Last night, I received my first lesson in scouting from an unlikely source: Keith Law of ESPN’s Scouts, Inc. I say unlikely, because Keith is generally regarded to be a stat-head. But, from the lesson I got, Keith didn’t seem to be doing much different than the scouts surrounding us.
When I arrived at the game, I saw the stands were full, which is not surprising for a Georgia high school baseball game. As I waited for the half-inning to pass before I found Keith, I saw two guys behind home plate pointing radar guns. I thought, “a few scouts are here to see this kid.” But, after he proceeded to walk the bases loaded, I realized he must not be the main target.
At the break, I located Keith and sat down. I soon found out that there were way more scouts than I had thought—they filled the stands behind the plate. The fans were sitting down the first and third base lines. As the opposing pitcher took the mound, I saw two-dozen radar guns go up, including Keith’s. “This is the kid everyone is here to see,” Keith informed me. The pitch, the mitt pops, the guns go down and tilt up so they can be read—89, 90, and 91 are on the guns I can see—then everyone starts scratching away in their notebooks.
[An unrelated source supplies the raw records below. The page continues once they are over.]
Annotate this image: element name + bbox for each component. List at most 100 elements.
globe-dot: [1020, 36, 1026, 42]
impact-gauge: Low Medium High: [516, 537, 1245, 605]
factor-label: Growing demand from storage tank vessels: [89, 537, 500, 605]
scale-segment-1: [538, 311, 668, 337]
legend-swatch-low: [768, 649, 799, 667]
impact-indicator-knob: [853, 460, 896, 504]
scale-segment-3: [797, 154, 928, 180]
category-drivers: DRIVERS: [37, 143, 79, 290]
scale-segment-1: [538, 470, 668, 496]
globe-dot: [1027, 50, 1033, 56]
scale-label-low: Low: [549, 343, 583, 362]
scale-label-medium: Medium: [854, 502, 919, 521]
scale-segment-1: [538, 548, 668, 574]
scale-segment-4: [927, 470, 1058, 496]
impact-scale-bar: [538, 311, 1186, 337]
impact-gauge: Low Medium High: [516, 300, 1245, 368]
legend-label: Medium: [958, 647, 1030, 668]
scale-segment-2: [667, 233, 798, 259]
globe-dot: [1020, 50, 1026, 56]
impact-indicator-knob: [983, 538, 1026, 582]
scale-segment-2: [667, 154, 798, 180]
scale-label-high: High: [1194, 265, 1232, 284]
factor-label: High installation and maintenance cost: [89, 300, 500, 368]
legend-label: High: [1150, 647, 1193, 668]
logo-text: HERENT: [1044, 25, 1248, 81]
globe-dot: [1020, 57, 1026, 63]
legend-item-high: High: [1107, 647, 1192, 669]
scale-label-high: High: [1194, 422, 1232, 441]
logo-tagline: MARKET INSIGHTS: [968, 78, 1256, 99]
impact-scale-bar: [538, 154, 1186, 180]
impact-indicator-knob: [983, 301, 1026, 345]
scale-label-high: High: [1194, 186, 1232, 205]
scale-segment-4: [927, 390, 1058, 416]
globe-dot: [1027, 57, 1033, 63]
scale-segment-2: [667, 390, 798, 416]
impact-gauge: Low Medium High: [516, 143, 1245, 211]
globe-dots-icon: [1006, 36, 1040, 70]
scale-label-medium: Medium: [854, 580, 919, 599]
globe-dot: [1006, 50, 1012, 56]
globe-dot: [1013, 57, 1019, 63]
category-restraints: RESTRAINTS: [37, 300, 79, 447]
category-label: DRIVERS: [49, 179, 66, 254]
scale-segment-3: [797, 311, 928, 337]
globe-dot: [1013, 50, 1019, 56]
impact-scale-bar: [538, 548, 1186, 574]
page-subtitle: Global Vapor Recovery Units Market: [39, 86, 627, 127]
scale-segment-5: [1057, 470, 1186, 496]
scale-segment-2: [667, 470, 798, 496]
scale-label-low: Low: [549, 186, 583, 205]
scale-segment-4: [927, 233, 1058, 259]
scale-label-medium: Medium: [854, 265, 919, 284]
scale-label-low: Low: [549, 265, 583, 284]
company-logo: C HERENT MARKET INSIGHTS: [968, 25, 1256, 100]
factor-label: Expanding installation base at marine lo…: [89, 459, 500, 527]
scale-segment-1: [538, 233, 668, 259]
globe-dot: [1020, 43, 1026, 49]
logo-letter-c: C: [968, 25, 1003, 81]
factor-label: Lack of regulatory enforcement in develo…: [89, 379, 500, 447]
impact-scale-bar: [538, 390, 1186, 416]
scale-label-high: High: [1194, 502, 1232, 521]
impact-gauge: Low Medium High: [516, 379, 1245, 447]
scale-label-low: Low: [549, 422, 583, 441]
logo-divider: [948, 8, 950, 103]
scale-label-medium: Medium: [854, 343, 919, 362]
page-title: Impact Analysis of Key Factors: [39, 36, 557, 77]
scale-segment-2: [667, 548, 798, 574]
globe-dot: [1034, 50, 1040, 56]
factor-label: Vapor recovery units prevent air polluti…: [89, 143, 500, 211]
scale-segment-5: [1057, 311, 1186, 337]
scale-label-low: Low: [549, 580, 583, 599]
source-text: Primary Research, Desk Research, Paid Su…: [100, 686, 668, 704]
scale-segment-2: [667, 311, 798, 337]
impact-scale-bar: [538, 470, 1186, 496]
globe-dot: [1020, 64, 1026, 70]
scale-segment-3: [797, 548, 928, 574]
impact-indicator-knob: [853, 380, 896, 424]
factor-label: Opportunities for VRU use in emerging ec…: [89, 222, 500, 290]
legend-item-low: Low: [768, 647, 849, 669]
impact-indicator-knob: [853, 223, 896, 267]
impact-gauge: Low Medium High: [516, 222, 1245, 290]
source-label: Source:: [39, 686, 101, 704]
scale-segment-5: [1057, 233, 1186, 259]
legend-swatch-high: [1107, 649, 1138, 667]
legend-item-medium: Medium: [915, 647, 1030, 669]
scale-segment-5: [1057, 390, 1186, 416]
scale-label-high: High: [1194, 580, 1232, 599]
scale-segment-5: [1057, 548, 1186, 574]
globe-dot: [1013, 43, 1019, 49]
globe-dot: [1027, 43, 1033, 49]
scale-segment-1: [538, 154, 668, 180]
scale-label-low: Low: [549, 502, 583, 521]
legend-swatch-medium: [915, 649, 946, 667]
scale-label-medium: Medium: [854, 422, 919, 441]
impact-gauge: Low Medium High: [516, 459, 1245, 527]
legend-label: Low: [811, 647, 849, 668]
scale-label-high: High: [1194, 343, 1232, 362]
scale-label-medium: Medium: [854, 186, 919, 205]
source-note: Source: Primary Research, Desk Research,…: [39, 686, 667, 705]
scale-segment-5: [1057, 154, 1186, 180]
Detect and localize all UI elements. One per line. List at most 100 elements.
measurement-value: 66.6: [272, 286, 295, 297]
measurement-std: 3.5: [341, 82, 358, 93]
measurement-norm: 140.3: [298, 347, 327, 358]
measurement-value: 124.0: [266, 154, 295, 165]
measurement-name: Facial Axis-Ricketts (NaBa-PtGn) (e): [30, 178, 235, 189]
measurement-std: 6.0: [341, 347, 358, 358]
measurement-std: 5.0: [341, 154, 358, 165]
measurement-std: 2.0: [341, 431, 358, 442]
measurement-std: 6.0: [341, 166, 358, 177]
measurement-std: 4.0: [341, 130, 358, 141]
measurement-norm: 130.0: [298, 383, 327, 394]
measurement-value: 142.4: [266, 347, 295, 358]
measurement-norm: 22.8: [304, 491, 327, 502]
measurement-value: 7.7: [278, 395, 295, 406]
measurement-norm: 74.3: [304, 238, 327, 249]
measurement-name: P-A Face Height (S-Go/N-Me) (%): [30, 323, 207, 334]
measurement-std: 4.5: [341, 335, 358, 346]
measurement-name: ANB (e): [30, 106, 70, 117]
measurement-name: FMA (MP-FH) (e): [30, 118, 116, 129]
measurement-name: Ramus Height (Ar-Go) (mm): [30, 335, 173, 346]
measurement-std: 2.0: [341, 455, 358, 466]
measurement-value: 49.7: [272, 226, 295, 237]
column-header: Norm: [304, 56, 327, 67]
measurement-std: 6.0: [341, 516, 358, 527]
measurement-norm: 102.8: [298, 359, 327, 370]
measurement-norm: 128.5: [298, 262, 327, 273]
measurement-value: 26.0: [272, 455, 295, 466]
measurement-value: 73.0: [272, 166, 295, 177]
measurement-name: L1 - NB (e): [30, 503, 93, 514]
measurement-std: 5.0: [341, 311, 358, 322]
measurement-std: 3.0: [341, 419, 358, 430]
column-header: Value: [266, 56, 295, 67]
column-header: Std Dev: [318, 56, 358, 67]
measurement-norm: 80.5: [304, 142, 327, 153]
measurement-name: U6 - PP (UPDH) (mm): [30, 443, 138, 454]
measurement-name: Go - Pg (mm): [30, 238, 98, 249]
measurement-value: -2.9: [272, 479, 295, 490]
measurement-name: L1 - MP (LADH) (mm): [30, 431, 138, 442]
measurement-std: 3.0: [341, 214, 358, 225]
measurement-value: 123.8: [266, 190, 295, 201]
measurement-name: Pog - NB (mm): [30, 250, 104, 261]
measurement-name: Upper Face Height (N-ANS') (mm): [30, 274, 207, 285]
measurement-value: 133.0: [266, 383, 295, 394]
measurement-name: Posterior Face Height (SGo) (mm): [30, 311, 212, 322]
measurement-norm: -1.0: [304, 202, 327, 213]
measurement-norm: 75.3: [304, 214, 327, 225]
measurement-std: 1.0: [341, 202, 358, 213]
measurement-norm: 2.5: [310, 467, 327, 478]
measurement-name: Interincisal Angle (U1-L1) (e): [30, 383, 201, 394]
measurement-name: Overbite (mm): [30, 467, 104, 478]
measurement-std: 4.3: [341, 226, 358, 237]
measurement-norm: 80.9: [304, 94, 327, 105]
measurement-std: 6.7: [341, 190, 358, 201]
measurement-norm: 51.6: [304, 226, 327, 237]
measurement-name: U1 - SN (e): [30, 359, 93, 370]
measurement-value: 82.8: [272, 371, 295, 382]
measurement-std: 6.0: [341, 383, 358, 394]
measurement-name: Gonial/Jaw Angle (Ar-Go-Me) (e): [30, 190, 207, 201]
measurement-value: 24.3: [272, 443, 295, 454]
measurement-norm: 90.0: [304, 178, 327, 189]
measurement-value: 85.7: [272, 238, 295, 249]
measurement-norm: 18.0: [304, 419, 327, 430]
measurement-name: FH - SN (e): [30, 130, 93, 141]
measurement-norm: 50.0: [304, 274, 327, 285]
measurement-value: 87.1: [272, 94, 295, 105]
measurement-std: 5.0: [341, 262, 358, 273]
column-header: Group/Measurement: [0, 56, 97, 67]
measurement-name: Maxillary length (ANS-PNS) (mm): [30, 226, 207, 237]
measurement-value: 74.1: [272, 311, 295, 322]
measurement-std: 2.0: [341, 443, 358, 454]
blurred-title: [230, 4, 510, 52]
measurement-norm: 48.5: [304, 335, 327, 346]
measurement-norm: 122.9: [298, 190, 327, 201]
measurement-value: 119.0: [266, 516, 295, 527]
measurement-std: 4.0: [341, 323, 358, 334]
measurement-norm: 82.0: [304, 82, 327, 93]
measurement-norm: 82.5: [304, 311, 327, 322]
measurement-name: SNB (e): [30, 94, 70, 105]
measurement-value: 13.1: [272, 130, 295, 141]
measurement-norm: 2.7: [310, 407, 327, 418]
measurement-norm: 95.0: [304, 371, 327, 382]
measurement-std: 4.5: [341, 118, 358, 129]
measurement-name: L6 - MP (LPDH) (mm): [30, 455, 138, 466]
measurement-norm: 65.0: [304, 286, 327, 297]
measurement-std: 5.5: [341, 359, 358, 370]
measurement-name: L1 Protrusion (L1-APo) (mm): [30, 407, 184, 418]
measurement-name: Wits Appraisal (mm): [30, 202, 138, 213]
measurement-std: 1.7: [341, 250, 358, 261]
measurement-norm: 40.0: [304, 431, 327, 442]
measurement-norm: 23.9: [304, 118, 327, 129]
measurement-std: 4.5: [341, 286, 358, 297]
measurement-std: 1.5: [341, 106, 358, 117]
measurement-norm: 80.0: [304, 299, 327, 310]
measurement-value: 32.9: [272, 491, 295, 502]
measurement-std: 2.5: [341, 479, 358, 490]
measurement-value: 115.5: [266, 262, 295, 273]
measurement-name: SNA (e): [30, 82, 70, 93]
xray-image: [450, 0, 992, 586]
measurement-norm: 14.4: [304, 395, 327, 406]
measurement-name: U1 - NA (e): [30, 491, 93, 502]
Also, all of the scouts had stop-watches around their wrists to time the stretch and measure the speed of the batter from home to first. Note to prospects: even if you hit into an obvious out, run as hard as you can to first so that you can be timed. If you’ve never seen a gathering like this before, it’s a pretty cool experience.
Keith explained to me what he looks for in prospects and discussed a few minor prospects on the field—I won’t repeat his opinions here. Then we went over to the Mellow Mushroom for some pizza. We talked baseball, sabermetric gossip, jobs, family, and other odds and ends—we’re both 33-year-old libertarians who like Harry Potter.
If was a fun experience, and I have to say that Keith is a great guy. I want to thank him for inviting me to tag along. If you ever spot him at a game, I’m sure he’d be willing to chat with you if you approached him. I look forward to seeing his body of work grow at Scouts, Inc.